Current Research

Development of immunotherapeutic treatment approaches

Nowadays antitumor vaccinations are regarded as promising treatment strategies. However, our knowledge about the immunogenic structures in gliomas and how to activate the patient’s own immune system is still poor. Therefore some major goals of our group are:
• to test feasibility of vaccination therapies in glioma patients, especially in the context of the blood-brain-barrier (Steiner et al., JCO, 2004)
• the identification of immunogenic tumor-associated structures that could be used as vaccine antigens (Beckhove et al., J Clin Invest, 2010)
• to learn more about the relevance of immune infiltrates for spontaneous immune responses and patient outcome (Lohr et al., Clin Cancer Res., 2011, Fig.1)
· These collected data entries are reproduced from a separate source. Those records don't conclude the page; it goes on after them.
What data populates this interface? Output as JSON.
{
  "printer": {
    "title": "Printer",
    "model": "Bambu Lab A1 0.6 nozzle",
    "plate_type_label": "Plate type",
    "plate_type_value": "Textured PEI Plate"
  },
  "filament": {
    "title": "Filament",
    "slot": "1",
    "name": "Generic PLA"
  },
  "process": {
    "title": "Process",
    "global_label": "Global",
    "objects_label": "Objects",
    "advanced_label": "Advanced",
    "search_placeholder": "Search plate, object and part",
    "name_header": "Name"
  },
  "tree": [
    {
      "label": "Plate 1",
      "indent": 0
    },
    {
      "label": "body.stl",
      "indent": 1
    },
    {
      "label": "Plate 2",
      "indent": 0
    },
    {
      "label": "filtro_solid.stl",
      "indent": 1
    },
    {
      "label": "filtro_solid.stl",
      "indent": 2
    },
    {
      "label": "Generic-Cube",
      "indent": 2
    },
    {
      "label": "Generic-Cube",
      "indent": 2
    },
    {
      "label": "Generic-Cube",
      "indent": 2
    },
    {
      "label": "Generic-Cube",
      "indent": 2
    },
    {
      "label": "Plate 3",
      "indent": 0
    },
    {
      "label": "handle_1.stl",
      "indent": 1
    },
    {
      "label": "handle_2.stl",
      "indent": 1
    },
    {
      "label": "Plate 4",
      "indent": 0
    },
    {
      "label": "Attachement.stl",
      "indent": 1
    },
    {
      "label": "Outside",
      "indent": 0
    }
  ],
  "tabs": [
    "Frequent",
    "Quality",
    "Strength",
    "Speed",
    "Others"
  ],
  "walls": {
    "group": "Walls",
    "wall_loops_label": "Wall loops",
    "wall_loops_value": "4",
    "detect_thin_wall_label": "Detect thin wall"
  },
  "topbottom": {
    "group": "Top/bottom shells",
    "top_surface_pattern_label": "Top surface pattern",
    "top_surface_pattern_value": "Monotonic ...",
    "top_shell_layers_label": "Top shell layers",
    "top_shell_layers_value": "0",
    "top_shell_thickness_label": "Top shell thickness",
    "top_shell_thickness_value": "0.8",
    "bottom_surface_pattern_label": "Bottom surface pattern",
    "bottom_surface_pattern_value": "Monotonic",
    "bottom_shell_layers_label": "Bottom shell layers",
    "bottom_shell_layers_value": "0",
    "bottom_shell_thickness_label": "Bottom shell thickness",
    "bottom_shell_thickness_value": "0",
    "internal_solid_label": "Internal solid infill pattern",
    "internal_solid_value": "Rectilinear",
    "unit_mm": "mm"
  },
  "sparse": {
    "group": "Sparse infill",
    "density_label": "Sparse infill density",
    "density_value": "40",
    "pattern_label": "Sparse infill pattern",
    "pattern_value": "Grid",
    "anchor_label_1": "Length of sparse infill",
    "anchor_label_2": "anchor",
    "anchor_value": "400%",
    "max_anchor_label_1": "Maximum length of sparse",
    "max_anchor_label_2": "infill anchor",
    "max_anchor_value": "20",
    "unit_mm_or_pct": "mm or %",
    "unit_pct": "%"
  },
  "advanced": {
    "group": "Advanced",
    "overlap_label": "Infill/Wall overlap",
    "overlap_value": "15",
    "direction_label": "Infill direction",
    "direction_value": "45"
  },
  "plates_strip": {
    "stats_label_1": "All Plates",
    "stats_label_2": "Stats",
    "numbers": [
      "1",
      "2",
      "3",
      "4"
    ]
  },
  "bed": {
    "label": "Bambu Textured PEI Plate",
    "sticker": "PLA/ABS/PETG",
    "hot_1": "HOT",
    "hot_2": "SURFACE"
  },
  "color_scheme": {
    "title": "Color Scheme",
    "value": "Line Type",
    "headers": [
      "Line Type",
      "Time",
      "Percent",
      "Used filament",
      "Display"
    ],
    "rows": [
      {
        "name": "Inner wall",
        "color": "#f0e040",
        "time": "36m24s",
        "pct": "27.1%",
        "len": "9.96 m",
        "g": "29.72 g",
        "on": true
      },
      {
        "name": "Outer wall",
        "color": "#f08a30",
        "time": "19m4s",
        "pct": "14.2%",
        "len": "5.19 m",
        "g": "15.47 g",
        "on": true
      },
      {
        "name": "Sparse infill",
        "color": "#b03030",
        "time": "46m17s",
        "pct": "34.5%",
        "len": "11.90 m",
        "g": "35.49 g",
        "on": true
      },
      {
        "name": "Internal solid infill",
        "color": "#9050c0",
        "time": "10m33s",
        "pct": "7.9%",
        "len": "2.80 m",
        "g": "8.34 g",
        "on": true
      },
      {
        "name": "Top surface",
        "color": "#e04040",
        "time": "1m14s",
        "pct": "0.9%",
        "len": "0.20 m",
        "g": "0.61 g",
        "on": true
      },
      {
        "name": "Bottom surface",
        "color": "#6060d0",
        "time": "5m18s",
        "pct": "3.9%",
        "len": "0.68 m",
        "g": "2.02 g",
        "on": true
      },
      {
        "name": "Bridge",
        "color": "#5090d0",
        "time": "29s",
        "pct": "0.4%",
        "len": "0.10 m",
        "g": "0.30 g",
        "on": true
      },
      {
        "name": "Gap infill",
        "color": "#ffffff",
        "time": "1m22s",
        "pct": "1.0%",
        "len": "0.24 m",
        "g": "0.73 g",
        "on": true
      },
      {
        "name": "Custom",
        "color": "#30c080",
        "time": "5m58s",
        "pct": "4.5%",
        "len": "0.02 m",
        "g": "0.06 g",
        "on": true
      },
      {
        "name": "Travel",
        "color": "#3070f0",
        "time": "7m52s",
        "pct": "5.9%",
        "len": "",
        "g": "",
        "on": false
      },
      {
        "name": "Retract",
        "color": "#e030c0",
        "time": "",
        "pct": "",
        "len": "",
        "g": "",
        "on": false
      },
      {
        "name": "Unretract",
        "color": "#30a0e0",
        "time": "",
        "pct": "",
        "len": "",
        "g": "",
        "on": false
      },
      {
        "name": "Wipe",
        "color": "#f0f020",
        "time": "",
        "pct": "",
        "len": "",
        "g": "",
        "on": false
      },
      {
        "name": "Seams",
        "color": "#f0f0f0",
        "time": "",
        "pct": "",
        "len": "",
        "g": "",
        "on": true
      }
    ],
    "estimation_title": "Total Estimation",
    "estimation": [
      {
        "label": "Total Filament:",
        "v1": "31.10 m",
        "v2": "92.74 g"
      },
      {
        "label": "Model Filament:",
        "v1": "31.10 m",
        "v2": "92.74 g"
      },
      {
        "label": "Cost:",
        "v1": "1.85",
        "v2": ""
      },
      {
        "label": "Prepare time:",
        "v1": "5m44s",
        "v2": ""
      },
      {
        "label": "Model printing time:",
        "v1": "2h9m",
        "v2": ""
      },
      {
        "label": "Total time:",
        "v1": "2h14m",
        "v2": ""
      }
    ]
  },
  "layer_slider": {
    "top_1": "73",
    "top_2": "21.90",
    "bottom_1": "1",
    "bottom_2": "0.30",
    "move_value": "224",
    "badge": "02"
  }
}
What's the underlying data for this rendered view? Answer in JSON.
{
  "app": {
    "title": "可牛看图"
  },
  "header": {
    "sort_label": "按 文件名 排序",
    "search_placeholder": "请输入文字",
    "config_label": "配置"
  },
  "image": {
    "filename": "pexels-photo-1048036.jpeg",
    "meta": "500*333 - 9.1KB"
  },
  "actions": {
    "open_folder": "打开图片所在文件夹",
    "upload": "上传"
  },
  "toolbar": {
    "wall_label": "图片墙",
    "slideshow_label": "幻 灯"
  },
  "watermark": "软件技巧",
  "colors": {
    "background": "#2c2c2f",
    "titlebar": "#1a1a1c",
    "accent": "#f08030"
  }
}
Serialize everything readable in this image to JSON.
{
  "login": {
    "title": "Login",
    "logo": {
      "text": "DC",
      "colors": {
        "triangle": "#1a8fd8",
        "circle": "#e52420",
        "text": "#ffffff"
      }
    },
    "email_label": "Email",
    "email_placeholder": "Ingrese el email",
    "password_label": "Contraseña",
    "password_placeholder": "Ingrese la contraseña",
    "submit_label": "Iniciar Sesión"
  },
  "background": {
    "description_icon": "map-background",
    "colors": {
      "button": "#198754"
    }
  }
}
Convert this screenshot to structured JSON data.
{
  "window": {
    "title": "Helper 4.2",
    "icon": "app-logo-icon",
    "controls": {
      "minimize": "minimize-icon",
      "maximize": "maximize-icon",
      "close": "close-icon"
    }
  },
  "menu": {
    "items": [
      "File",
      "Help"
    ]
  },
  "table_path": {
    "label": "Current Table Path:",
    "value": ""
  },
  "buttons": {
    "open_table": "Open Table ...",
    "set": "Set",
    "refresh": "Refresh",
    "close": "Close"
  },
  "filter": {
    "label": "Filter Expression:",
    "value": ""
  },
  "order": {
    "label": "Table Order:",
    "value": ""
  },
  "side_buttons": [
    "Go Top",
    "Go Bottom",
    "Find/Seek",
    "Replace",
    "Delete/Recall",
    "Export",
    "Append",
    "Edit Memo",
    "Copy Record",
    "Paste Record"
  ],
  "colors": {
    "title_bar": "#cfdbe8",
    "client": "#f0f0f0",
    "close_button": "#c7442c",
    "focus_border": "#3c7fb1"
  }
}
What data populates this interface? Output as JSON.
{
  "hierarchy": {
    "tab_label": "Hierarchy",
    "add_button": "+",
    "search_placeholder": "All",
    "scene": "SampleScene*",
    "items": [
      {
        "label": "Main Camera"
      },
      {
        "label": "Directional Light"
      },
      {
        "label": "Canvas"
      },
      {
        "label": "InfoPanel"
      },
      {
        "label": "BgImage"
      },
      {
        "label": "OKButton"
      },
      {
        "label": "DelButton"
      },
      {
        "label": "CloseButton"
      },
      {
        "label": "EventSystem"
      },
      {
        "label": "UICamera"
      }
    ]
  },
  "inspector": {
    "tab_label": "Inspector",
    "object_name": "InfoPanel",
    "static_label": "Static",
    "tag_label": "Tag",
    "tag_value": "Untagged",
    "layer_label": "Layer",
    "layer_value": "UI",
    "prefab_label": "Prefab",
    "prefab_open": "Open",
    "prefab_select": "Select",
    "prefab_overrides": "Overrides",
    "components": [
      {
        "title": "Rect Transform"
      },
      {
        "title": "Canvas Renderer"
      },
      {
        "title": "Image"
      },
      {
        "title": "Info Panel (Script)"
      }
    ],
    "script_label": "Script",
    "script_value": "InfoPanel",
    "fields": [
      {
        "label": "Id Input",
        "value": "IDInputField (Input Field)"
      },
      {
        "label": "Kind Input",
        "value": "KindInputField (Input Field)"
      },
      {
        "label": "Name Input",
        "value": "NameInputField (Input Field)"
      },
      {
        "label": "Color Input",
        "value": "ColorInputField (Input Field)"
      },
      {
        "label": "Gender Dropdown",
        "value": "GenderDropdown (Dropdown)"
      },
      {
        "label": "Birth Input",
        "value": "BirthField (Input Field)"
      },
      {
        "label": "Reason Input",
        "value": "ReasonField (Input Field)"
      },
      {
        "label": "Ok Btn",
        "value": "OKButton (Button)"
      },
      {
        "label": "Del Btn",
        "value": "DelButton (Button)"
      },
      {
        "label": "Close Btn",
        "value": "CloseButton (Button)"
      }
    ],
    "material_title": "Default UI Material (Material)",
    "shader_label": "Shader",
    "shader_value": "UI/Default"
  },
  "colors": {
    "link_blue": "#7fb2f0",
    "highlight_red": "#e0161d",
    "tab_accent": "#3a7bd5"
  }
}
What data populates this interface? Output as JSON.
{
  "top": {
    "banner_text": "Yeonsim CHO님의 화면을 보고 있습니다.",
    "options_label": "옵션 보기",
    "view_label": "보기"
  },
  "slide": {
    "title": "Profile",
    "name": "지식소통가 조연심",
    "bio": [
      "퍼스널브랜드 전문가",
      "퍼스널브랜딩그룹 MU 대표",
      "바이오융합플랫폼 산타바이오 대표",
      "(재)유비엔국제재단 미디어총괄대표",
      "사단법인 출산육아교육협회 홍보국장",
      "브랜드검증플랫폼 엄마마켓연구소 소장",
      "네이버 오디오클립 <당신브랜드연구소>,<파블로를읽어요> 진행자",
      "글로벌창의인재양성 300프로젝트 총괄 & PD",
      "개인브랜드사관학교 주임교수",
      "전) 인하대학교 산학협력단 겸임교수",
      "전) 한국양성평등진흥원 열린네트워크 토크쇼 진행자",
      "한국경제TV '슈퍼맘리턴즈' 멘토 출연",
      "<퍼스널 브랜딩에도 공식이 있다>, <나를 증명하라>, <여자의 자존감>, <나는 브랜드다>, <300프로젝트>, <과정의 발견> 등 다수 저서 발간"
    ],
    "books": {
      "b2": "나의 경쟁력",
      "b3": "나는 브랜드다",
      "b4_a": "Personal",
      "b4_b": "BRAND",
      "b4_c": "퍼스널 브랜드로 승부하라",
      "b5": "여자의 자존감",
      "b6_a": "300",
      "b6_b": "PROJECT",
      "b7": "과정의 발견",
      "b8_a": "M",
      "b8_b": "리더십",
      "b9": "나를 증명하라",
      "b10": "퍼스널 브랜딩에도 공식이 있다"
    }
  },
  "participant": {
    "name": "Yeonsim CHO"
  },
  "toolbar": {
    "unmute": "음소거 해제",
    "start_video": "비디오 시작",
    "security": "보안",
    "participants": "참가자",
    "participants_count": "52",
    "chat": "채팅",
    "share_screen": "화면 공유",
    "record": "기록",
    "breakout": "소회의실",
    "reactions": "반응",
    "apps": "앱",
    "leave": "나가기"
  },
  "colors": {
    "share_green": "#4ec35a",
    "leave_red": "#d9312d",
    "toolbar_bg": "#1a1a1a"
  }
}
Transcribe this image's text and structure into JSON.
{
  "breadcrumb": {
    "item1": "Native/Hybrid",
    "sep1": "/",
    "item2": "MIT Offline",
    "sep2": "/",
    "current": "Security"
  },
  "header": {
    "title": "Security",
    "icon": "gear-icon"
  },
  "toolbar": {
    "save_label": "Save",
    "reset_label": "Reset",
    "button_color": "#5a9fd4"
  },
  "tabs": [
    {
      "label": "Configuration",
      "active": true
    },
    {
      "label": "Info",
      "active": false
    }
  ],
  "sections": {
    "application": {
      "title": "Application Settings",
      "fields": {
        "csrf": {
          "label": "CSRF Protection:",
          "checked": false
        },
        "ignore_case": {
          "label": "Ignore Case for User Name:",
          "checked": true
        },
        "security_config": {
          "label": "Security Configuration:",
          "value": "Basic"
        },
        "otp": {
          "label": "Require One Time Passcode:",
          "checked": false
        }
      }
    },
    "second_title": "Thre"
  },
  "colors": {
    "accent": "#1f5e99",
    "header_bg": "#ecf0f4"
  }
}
Fig. 1: T-cell infiltration increases with malignancy (Lohr et al., Clin Cancer Res., 2011) (A) Representative epifluorescence images and overlay of pGBM tissue stained for CD3 (red) and CD8 (green) and DAPI (blue). Arrows identify cytotoxic T-cells (CD3+CD8+). Scale bar: 100µm. (B) Computational quantification of T-cell infiltration among gliomas of different WHO grade (n=93, Study Sample A). Data are expressed as mean +-SEM. Asterisks label significant differences (**p<0.01; *p<0.05).

Characterization and treatment of glioma stem cells

Recent evidence suggests that the clinical properties of gliomas are largely determined by a small subpopulation of cancer cells that can continuously self-renew and regenerate the tumor. To learn more about these cells our specific aims are:
• to analyze the biological and clinical relevance of glioma stem cells (Zeppernick et al. Clin Cancer Res, 2008)
• to learn more about differentiation and resistance towards physiological differentiation in glioma stem cells (Campos et al., Clin Cancer Res 2010, Am J Pathol 2011, Glia 2011)
• to characterize their therapy resistance in more detail (Campos et al., Clin Cancer Res 2010, Fig.2)

One of the most powerful tools to achieve these goals is a collection of frozen brain tumors that were operated in the department over the last 15 years, a collection of corresponding blood sera, and a patient data bank including relevant clinical parameters, further treatment and outcome. These resources are complemented by corresponding primary cultures and tumor stem cell lines from many of these patients, which together permit functional analyses and preclinical in vivo studies.

Fig. 2: ATRA induces anti-migratory, growth-inhibiting and anti-angiogenic effects on glioma stem cells in an in vivo therapeutic setting (Campos et al., Clin Cancer Res., 2010) Left panels: Intravital fluorescence microscopy images showing migratory activity of GFP-transfected glioma stem cell spheroids treated with ATRA (lower panel) or vehicle alone (upper panel) at day 0 and day 9 (red arrowheads label migrating cells, white arrow indicates tumor size decrement, blue arrow points at tortuous vessels forming in close vicinity to the tumor, asterisks label reference vessels). Right panels: Intravital fluorescence microscopy images showing vessel activity in the proximity of GFP-transfected glioma stem cell spheroids treated with ATRA (lower panel) or vehicle alone (upper panel) at day 3 and day 6 with vessels counterstained with rhodamine-conjugated dextran (blue arrowheads indicate tortuous, newly formed tumor capillaries, asterisks label reference vessels).